Information Security Manager- Governance, Risk, & Compliance
Sinclair Inc. · Hunt Valley, MD · 4 days ago
$99k–$133k/yrFull-time
Responsibilities
- Lead day-to-day operations including the Third-Party Risk Management program, while maintaining SLAs aligned with business requirements.
- Communicate and prioritize the security team’s assignments while communicating and developing milestones according to leadership direction.
- Provide mentorship and knowledge transfer to other security team members on technical solutions and risk assessments.
- Lead, execute, and drive processes as they apply to projects and assignments.
- Ability to think strategically, plan methodically, and execute tactically.
- Act as an advocate for Information Security projects while identifying creative solutions to ensure progress is made.
- Drive remediation activities by developing communication channels with key stakeholders.
- Develop tactical roadmaps that align with departmental goals and objectives.
- Produce frequent metrics and KPI’s that measure program status.
- Operations, Collaboration & Partnerships
- Possess strong organizational skills with a history of successfully managing multiple team projects and operational tasks.
- Display excellent communication skills with the ability to professionally and effectively.
- Evaluate and recommend new products, maintain knowledge of emerging technologies, cloud security standards, and industry trends.
- Maintain the annual schedule for reviewing and updating security policies and standards.
- Create and communicate team operational processes to maintain productivity and increase performance.
- Experience collaborating with senior leadership and other levels of management.
- Identify and qualify risk in on-premises or hybrid/multi-cloud deployments.
- High-level of verbal skills with past success leading team and project meetings.
- Work with outside vendors and consultants to identify tools to meet or exceed requirements.

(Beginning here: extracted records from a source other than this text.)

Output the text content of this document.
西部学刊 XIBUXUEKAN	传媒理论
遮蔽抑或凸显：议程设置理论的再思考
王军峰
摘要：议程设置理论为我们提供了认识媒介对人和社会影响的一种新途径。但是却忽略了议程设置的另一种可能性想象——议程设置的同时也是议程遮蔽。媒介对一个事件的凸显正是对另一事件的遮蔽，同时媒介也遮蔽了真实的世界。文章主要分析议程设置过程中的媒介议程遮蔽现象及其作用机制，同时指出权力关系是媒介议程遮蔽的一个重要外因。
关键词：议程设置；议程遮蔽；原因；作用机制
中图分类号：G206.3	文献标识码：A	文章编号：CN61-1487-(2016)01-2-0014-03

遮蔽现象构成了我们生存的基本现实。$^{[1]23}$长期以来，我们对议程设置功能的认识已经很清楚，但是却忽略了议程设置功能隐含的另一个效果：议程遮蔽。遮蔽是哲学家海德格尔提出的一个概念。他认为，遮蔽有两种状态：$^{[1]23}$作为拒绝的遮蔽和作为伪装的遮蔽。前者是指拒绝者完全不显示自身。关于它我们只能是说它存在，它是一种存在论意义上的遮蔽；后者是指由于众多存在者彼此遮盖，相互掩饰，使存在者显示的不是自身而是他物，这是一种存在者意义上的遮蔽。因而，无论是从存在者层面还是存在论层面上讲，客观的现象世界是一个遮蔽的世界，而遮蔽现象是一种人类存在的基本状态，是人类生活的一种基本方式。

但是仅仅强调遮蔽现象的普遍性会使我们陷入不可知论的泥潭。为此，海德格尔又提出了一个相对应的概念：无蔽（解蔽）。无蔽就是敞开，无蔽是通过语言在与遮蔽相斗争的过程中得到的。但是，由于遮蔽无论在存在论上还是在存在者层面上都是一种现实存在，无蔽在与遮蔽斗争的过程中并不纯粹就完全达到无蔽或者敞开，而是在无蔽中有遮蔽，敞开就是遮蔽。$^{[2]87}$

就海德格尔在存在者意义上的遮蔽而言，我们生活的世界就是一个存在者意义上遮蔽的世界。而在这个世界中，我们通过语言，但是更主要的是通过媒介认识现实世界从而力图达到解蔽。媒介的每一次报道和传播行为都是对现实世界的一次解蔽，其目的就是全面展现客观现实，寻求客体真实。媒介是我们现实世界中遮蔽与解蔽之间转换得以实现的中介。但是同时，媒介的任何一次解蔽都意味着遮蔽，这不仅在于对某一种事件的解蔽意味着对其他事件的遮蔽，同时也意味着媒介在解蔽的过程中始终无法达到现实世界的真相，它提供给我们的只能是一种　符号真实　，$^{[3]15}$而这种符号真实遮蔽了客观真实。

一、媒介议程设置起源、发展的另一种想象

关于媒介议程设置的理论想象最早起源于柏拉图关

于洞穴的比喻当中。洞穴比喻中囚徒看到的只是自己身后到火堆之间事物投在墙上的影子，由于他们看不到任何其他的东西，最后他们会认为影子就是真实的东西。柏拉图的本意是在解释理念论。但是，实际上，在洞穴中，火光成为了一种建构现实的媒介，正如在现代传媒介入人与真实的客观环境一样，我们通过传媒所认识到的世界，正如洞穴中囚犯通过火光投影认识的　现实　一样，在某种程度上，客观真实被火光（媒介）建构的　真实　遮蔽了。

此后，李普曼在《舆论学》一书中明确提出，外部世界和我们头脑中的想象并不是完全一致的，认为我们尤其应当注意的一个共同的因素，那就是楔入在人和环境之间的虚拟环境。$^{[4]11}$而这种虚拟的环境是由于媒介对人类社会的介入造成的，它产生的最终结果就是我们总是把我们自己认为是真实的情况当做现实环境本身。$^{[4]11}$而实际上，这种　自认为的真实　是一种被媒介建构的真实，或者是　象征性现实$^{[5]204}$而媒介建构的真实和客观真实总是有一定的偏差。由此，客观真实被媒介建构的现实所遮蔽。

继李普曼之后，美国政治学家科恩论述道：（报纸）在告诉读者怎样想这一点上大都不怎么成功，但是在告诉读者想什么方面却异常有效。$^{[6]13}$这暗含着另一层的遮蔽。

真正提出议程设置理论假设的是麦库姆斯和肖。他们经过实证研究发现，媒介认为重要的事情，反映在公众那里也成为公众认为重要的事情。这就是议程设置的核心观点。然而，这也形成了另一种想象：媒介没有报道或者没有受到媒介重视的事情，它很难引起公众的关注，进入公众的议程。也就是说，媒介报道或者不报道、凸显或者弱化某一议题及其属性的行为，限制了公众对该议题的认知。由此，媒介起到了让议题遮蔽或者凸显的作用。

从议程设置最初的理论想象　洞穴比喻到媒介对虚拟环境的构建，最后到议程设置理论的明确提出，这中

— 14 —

- Conduct Third-Party Risk Assessments and architectural reviews to support the integration of new enterprise technology solutions.
- Enforce compliance with company policies and standards.
- Perform litigation and data discovery actions while partnering with internal counsel.
- Performance Improvement
- Develop new automated solutions to increase efficiency of manual processes.
- Test and integrate new Artificial Intelligence solutions to solve common problems and eliminate wasteful processes.
- Help the security team to maintain a level of excellence.
- Develop and evaluate high quality performance metrics to establish process success.
- Produce high quality results that set the example amongst team members.
- Track and report on operations while constantly looking for ways to make things work better, faster, and smoother.
- Deliver team assignments on time based on leadership direction and priority.
- Take ownership of personal and professional development and training needed to excel in your role.
- Remain resilient and flexible to program adjustments with a positive outlook to changing priorities.
Qualifications
- Bachelor’s degree in IT or security related discipline preferred, or 7 years of experience in lieu of a degree.
- Active security certifications including CISSP, CISM, CGEIT, or other risk-based credentials.
- 5+ years of Information Security experience preferably in the private sector (broadcast experience a plus).
- At least 1 year of experience in a manager or program manager role.
- 3+ years of experience executing tasks for Third-Party Risk Management, Data Privacy, policy development, and security awareness training.
- Hands-on experience with MO365 Purview including eDiscovery and litigation actions.
- Experience developing detailed quality trending metrics from scratch.
- Experience managing Enterprise security GRC and Third-Party risk tools.
- Previous engineering experience (Security Operations or Engineering).
- Experience with multi-cloud platforms (Azure, O365, AWS, GCP, etc.).
- High level knowledge associated with risk management, data governance and privacy, and compliance activities in a distributed environment.
- Knowledge of current data privacy laws (CCPA, CPRA, GDPR).